Я обернулся, и в полумраке мне показалось, что на его лице мелькнула улыбка. Воспроизведя библейские строки, профессор, словно умный ребенок, хорошо выучивший урок по Священному Писанию, добавил:
— Исайя, глава 60, стихи 2 и 3.[30]
Глава 27
Перед моим приездом в город жандармам было приказано сообщать обо всех убийствах поверенному Рункену. Заняв место Рункена, я теперь нес персональную ответственность за принятие решений во всех подобных случаях. От того, что на улицах Кенигсберга действовал хладнокровный убийца, не прекращались ни семейные ссоры, ни любые другие преступления, которые могли закончиться гибелью людей. Таким образом, было бы глупо с моей стороны каждый случай насильственной смерти относить к череде убийств, которые я расследовал. Кроме того, на основании тех сведений, которые мне сообщил солдат, я был склонен отнести данное происшествие к преступлениям, к моей деятельности в Кенигсберге отношения не имеющим.

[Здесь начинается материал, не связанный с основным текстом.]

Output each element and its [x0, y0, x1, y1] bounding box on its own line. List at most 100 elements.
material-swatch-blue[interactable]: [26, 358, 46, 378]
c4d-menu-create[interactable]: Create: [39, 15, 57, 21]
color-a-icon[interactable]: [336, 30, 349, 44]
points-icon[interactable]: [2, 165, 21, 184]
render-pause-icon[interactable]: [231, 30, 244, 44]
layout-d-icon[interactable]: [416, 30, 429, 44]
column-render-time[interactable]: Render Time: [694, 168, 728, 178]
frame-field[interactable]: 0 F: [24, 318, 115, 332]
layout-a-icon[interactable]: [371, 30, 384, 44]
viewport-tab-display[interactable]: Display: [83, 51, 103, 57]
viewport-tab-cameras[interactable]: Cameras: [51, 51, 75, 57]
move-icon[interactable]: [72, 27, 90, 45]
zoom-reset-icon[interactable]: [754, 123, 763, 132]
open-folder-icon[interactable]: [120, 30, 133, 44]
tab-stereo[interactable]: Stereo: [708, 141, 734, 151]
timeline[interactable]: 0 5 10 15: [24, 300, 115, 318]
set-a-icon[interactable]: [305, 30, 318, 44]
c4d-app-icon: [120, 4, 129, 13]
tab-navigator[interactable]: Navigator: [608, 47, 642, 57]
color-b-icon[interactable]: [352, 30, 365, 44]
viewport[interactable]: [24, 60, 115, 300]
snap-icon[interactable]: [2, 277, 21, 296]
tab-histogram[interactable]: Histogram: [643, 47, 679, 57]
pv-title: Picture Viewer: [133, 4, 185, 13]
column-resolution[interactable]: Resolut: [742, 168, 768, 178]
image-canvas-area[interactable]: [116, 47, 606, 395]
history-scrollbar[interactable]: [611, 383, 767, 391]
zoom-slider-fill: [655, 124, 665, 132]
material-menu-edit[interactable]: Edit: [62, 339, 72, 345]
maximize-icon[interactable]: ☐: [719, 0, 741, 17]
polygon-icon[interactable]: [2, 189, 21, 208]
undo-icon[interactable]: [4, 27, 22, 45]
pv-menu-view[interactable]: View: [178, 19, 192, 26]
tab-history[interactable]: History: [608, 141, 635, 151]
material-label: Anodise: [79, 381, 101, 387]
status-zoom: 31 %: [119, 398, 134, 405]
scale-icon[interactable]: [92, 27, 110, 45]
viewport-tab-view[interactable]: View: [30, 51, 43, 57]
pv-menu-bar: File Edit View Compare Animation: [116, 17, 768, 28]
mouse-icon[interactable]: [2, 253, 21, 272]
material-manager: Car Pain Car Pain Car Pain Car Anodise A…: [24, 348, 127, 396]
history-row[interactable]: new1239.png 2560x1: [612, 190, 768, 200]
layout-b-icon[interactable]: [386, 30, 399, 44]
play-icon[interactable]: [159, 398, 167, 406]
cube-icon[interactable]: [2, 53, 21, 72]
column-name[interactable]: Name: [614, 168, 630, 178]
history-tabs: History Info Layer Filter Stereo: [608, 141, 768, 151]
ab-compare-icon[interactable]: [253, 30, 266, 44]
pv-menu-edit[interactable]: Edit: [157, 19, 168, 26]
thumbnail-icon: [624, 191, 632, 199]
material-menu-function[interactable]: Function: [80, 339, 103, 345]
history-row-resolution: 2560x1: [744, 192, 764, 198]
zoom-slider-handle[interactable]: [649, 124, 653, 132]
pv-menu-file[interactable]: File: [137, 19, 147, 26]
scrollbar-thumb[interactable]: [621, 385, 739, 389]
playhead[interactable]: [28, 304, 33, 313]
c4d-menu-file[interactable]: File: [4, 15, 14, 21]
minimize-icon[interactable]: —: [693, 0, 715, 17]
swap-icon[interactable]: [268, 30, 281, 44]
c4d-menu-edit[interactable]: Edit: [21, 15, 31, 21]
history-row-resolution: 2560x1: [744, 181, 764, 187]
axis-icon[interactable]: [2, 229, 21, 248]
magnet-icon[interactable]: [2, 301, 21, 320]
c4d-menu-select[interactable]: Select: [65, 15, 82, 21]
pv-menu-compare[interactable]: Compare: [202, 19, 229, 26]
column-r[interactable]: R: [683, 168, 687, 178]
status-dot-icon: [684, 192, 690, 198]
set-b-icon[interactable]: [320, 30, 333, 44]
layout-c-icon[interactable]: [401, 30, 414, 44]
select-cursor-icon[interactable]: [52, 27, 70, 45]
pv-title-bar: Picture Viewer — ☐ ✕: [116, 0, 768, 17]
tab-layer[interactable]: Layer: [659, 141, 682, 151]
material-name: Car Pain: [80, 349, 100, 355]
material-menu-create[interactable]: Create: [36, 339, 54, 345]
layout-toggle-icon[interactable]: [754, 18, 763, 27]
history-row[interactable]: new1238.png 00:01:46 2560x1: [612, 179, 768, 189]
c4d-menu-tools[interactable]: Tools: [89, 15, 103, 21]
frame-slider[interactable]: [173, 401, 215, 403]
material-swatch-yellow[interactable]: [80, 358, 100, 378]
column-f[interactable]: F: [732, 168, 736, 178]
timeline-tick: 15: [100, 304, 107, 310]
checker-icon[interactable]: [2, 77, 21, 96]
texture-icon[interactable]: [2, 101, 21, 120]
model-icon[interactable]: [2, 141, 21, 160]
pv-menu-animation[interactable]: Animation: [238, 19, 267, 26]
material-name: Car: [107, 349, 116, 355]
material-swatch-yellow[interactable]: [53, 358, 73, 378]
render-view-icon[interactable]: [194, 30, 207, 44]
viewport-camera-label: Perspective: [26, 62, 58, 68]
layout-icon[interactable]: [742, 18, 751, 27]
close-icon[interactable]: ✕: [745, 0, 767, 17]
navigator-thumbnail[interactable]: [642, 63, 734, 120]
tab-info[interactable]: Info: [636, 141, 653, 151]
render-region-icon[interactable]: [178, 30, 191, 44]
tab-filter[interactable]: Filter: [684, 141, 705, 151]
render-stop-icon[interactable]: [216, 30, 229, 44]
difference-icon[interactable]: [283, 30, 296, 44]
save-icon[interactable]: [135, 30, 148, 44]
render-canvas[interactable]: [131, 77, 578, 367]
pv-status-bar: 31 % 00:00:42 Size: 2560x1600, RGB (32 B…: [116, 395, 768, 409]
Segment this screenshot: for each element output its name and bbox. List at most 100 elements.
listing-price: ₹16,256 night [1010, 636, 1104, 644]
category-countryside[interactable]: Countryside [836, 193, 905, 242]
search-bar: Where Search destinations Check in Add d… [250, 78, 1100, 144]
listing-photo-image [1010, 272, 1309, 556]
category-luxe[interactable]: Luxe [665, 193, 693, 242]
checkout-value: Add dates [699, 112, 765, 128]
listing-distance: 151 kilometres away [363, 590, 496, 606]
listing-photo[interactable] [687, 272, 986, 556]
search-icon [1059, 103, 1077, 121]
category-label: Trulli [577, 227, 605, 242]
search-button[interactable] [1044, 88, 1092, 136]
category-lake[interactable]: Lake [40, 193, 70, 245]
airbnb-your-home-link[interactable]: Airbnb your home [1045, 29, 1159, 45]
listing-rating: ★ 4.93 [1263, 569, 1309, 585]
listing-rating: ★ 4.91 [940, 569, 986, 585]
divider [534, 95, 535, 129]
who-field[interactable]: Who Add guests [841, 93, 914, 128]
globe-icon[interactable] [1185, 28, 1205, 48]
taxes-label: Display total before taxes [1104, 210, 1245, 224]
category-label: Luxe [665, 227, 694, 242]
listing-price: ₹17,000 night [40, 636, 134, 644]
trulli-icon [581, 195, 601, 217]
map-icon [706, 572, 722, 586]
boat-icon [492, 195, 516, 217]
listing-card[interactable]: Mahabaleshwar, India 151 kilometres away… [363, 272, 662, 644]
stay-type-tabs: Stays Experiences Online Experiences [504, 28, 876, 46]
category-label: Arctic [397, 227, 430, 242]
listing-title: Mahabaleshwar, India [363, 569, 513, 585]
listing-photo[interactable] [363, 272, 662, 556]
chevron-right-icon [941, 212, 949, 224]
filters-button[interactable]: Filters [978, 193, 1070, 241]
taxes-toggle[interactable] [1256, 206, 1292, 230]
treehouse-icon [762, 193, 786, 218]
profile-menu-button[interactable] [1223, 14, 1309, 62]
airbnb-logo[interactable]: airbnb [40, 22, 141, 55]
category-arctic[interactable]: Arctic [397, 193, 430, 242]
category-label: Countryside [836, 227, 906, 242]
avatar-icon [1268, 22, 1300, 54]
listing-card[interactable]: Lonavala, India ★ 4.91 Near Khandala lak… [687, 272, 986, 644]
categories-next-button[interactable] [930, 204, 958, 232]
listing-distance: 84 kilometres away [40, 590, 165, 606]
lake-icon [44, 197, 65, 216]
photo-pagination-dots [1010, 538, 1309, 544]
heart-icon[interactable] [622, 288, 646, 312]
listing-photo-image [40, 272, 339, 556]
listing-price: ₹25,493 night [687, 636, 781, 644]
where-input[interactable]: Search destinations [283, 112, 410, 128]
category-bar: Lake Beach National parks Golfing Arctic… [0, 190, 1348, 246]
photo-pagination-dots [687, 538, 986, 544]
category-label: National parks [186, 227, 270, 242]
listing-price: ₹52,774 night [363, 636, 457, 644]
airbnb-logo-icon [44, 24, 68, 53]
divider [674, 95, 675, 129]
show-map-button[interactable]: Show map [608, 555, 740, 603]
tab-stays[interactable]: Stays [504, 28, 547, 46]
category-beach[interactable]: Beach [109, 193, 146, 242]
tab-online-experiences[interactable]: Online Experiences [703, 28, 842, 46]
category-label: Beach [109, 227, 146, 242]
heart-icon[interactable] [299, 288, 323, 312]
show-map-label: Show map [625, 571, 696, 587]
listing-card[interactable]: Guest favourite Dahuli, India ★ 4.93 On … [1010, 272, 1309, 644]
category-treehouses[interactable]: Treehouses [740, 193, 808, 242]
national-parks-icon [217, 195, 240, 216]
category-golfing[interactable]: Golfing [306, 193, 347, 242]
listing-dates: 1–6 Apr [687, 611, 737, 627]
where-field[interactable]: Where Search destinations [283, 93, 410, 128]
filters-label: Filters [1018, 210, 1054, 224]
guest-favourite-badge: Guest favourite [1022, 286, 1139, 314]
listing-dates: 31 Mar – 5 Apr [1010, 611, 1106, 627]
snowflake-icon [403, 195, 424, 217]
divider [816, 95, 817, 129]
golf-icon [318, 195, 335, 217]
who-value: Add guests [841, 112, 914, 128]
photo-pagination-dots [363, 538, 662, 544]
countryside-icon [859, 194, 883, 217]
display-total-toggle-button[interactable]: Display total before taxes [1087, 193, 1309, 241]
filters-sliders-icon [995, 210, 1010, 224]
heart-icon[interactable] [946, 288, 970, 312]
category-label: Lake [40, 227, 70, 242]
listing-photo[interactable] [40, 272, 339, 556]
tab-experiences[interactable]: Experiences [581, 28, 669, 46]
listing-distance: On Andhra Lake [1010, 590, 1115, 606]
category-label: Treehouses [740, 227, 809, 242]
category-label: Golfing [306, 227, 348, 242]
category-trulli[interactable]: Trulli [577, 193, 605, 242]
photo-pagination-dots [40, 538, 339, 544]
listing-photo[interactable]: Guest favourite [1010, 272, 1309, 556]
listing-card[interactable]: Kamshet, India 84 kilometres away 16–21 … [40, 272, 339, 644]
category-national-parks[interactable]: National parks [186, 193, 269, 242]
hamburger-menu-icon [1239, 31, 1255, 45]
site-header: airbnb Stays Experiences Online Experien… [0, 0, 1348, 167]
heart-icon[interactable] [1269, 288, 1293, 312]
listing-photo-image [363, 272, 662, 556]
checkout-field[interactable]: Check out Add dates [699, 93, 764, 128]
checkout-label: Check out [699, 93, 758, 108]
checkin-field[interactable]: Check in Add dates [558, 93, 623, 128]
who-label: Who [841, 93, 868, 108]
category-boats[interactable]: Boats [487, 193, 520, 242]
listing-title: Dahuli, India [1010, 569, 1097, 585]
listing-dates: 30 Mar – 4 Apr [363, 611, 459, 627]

Важнейшим фактором, заставившим меня прийти к такому выводу, был фактор времени. За исключением Паулы Анны Бруннер, время гибели которой так и не было точно установлено, все остальные были убиты ночью. И у меня не было оснований предполагать, что разыскиваемый мною преступник столь решительно изменил modus operandi. Тело было обнаружено, когда часы пробили три, а значит, убийство было совершено практически в середине дня. Вторым возникал вопрос о том, где было найдено тело. Даже я, человек, не очень хорошо знакомый с географией Кенигсберга, понимал, что Штуртенштрассе — одна из самых оживленных улиц города, ведущая к рыбному рынку. Все остальные убийства совершались в местах уединенных и глухих. И вновь с единственным исключением — Паулу Анну Бруннер убили в общественном парке, правда, безлюдном. Неужели убийца, за которым я охотился, пошел на такой бессмысленный риск, совершая преступление на Штуртенштрассе, где его легко могли заметить и узнать?